1. Speech and language assessment: looks at a child's speech and also their communication. For ASD this is like can they hold a reciprocal conversation, show socially appropriate interest in others etc. Makes recommendations about support your child might need in those things.

^^I hope this is helpful. It took me literally 18 months to unpick what all those different things were and were for.[/quote]

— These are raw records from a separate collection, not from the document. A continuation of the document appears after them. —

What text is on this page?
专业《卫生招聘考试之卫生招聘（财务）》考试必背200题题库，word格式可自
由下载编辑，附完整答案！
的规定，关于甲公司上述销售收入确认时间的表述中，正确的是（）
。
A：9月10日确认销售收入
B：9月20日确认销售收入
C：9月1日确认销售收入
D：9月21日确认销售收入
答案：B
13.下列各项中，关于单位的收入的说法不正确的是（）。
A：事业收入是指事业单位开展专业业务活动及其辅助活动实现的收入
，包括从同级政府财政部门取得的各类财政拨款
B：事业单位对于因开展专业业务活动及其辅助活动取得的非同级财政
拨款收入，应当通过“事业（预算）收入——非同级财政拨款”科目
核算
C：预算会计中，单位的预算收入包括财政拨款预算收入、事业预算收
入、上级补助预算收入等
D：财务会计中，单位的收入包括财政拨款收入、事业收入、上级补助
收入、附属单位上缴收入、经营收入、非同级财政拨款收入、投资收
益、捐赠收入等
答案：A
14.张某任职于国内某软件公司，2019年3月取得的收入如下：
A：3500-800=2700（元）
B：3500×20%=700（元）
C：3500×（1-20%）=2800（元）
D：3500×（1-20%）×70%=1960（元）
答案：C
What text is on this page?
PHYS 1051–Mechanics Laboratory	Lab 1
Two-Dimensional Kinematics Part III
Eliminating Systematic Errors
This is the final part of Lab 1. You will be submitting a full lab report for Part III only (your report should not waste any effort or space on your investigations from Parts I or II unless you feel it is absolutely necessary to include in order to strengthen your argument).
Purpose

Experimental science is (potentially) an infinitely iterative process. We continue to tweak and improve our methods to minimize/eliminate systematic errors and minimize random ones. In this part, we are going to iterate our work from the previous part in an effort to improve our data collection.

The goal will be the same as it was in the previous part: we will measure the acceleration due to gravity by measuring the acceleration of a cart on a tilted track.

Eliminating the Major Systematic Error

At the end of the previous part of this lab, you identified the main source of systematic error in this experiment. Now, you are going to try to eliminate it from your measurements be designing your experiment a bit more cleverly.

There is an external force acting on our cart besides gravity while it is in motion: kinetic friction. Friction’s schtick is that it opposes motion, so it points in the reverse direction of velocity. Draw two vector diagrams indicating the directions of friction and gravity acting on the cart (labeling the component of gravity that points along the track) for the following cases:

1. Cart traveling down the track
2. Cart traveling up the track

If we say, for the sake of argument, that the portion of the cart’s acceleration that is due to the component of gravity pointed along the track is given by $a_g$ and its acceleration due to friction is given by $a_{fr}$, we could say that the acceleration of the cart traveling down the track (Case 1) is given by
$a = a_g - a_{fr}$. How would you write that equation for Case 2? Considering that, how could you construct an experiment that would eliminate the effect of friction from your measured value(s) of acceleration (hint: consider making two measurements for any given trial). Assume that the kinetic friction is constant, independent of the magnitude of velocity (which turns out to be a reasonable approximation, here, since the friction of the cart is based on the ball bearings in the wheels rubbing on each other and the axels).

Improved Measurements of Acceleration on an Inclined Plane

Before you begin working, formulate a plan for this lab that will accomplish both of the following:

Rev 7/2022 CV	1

A few years ago, people kept talking about a sensory diet, and how an OT would sort one for your child. My son couldn't eat much at all, for sensory reasons, so I thought a sensory diet meant they'd work out a nutritious food plan for him. Had no clue that wasn't remotely correct, because I thought I understood the term so never asked anyone. It took another parent to explain that no, it was a range of physical activities that would properly regulate sensory feedback, which should be consistently engaged with, to help his emotional state.

It takes a while to understand it all, and the problem is, once you start to get really familiar with it you stop seeing the acronyms and jargon, because by then, they're your 'normal'.